Dharma – Une expérience

La pensée ne représente qu'une petite partie de l'être humain. Elle se situe à la périphérie, et non au centre. Il existe des machines, comme l'ordinateur, qui fonctionnent avec une efficacité supérieure à celle de l'homme.

Ainsi, la grandeur de l'homme réside dans l'expérience, non dans la simple pensée. De même que la saveur d'un chutney de mangue n'est pas une simple pensée, mais une expérience à part entière. L'effet de l'alcool ne se limite pas à la pensée ; il se manifeste dans les tremblements des mains et des pieds, le regard, la parole et tous les gestes du buveur. De la même façon, le dharma est une expérience si profonde qu'il vous envahit totalement et imprègne tout votre être. Mais ce phénomène ne peut se produire par la simple force de la pensée.
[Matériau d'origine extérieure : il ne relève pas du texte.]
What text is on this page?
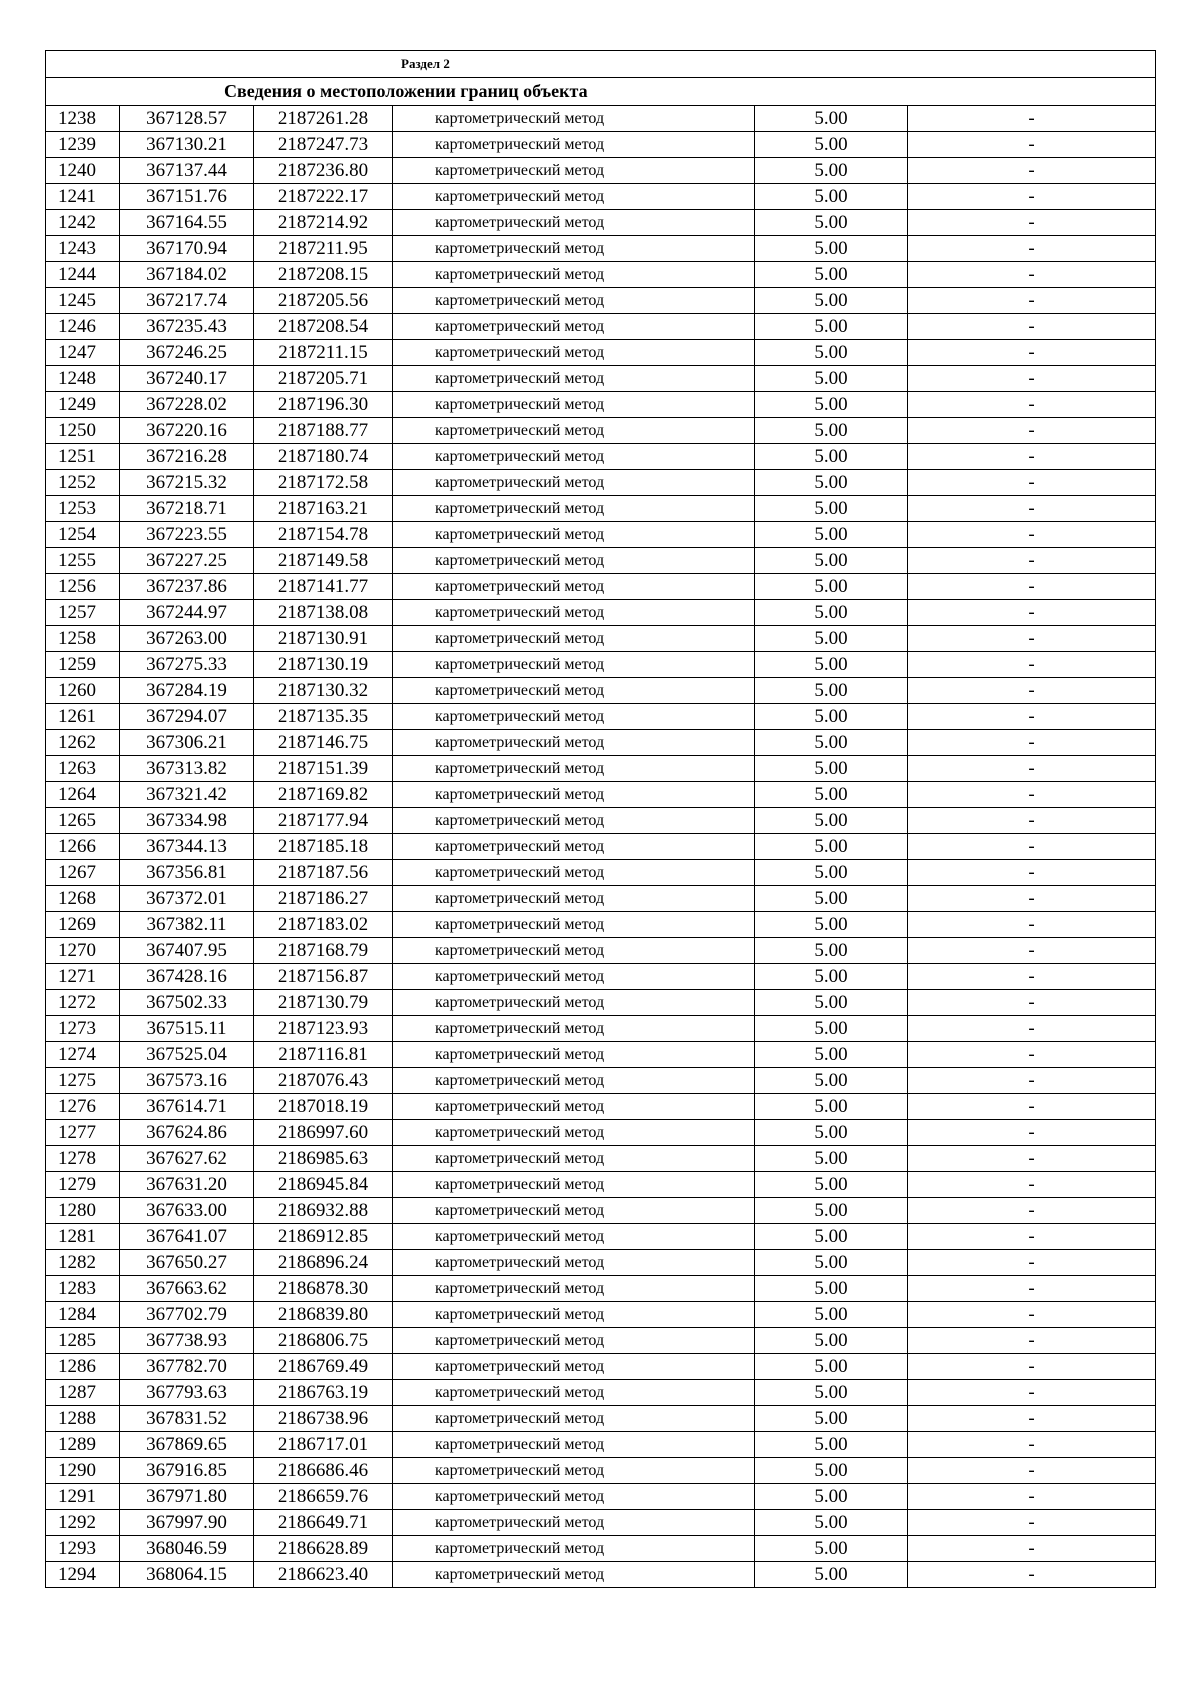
Раздел 2					
Сведения о местоположении границ объекта					
1238	367128.57	2187261.28	картометрический метод	5.00	-
1239	367130.21	2187247.73	картометрический метод	5.00	-
1240	367137.44	2187236.80	картометрический метод	5.00	-
1241	367151.76	2187222.17	картометрический метод	5.00	-
1242	367164.55	2187214.92	картометрический метод	5.00	-
1243	367170.94	2187211.95	картометрический метод	5.00	-
1244	367184.02	2187208.15	картометрический метод	5.00	-
1245	367217.74	2187205.56	картометрический метод	5.00	-
1246	367235.43	2187208.54	картометрический метод	5.00	-
1247	367246.25	2187211.15	картометрический метод	5.00	-
1248	367240.17	2187205.71	картометрический метод	5.00	-
1249	367228.02	2187196.30	картометрический метод	5.00	-
1250	367220.16	2187188.77	картометрический метод	5.00	-
1251	367216.28	2187180.74	картометрический метод	5.00	-
1252	367215.32	2187172.58	картометрический метод	5.00	-
1253	367218.71	2187163.21	картометрический метод	5.00	-
1254	367223.55	2187154.78	картометрический метод	5.00	-
1255	367227.25	2187149.58	картометрический метод	5.00	-
1256	367237.86	2187141.77	картометрический метод	5.00	-
1257	367244.97	2187138.08	картометрический метод	5.00	-
1258	367263.00	2187130.91	картометрический метод	5.00	-
1259	367275.33	2187130.19	картометрический метод	5.00	-
1260	367284.19	2187130.32	картометрический метод	5.00	-
1261	367294.07	2187135.35	картометрический метод	5.00	-
1262	367306.21	2187146.75	картометрический метод	5.00	-
1263	367313.82	2187151.39	картометрический метод	5.00	-
1264	367321.42	2187169.82	картометрический метод	5.00	-
1265	367334.98	2187177.94	картометрический метод	5.00	-
1266	367344.13	2187185.18	картометрический метод	5.00	-
1267	367356.81	2187187.56	картометрический метод	5.00	-
1268	367372.01	2187186.27	картометрический метод	5.00	-
1269	367382.11	2187183.02	картометрический метод	5.00	-
1270	367407.95	2187168.79	картометрический метод	5.00	-
1271	367428.16	2187156.87	картометрический метод	5.00	-
1272	367502.33	2187130.79	картометрический метод	5.00	-
1273	367515.11	2187123.93	картометрический метод	5.00	-
1274	367525.04	2187116.81	картометрический метод	5.00	-
1275	367573.16	2187076.43	картометрический метод	5.00	-
1276	367614.71	2187018.19	картометрический метод	5.00	-
1277	367624.86	2186997.60	картометрический метод	5.00	-
1278	367627.62	2186985.63	картометрический метод	5.00	-
1279	367631.20	2186945.84	картометрический метод	5.00	-
1280	367633.00	2186932.88	картометрический метод	5.00	-
1281	367641.07	2186912.85	картометрический метод	5.00	-
1282	367650.27	2186896.24	картометрический метод	5.00	-
1283	367663.62	2186878.30	картометрический метод	5.00	-
1284	367702.79	2186839.80	картометрический метод	5.00	-
1285	367738.93	2186806.75	картометрический метод	5.00	-
1286	367782.70	2186769.49	картометрический метод	5.00	-
1287	367793.63	2186763.19	картометрический метод	5.00	-
1288	367831.52	2186738.96	картометрический метод	5.00	-
1289	367869.65	2186717.01	картометрический метод	5.00	-
1290	367916.85	2186686.46	картометрический метод	5.00	-
1291	367971.80	2186659.76	картометрический метод	5.00	-
1292	367997.90	2186649.71	картометрический метод	5.00	-
1293	368046.59	2186628.89	картометрический метод	5.00	-
1294	368064.15	2186623.40	картометрический метод	5.00	-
Sans la pratique de l'introspection, l'écoute, la lecture, le chant, le culte, les austérités, le renoncement ou la simple mémorisation des paroles des Êtres Éveillés et le changement de langage ne porteront pas les fruits escomptés du dharma. C'est par une pratique et une expérimentation répétées, lors de votre introspection, que vous récolterez les fruits du dharma.

Étude des Écritures

La pratique de l'introspection est la voie de la libération. Demeurer en soi-même est libération. Sans cette conception de la libération, comment suivre le chemin des êtres éveillés ? Les Écritures disent sans aucun doute la vérité, mais étudiées au gré de ses envies, elles deviennent un obstacle et vous éloignent de la voie de la libération. Les Écritures ne sont pas fausses en soi, mais leur mauvaise interprétation est néfaste.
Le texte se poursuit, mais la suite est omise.